Furthermore, "[Harding] has previously claimed in The Guardian that British intelligence and Foreign Office was given the Steele dossier before it was sent to the United States and vouched for Steele's 'credibility' in reference to it", Sleboda remarks.
In 2021 alone, the British media has published a number of articles in support of Steele's debunked narrative:
· in January, The Guardian ran an outlandish story of Trump being "cultivated" by the Soviet KGB for 40 years;
· in May, The Telegraph broke a story about a "second dossier" written by Steele during Trump's presidency;
· four days prior to Harding's "bombshell", Guardian contributor Charles Kaiser tried to rehabilitate at least part of Steele's "dirty dossier", alleging that Trump aide Carter Page may have struck a lucrative deal with Russia's Rosneft, something that wasn't confirmed by Special Counsel Robert Mueller's investigation.

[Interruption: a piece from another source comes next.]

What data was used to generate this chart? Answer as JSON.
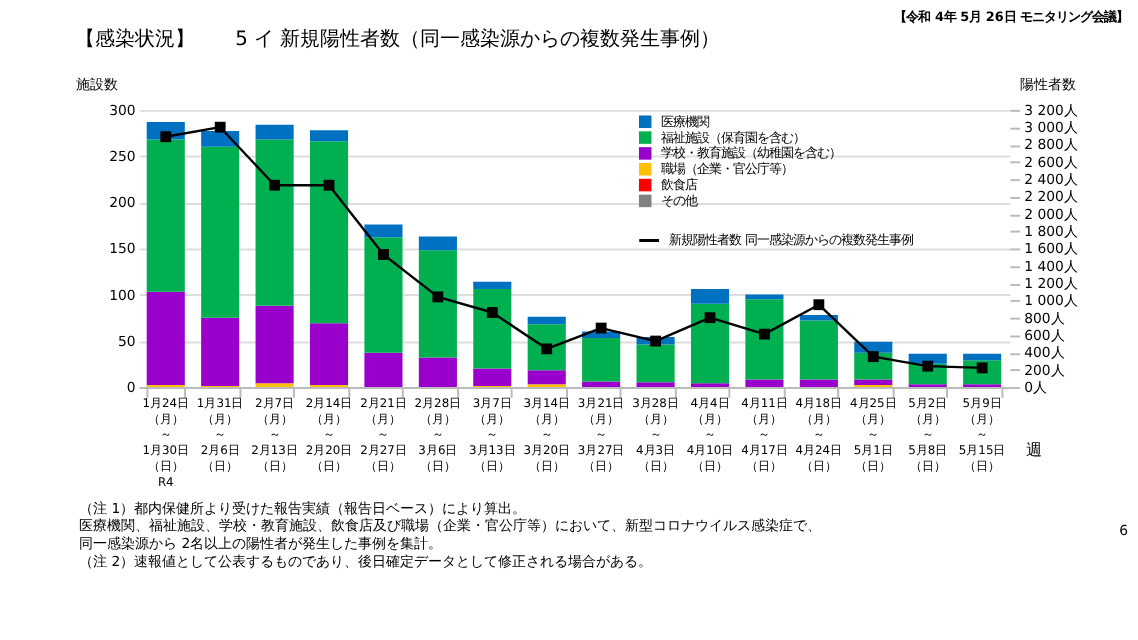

The fact that Steele's story is being kept alive in the British media would seem to indicate that the UK establishment is still backing Steele's anti-Trump/anti-Russia disinformation campaign, the security analyst believes.
If the "Kremlin documents" were indeed deliberately planted by the UK intelligence elements to target Trump's potential 2024 election bid as well as US-Russia relations under Biden, this is "an extremely important and dangerous situation", according to Sleboda.
"It would mean that the British government and/or intelligence have repeatedly conducted active measures to manipulate and interfere in both US domestic elections and foreign policy, destabilising the US political system domestically and putting the entire world at risk by deliberately increasing tensions between the world's two foremost nuclear armed powers", he says. "There will likely be no investigation or accountability into this latest Guardian piece of disinformation about Russia in the Western MSM but there most certainly should and desperately needs to be one".
The views and opinions expressed in the article do not necessarily reflect those of Sputnik.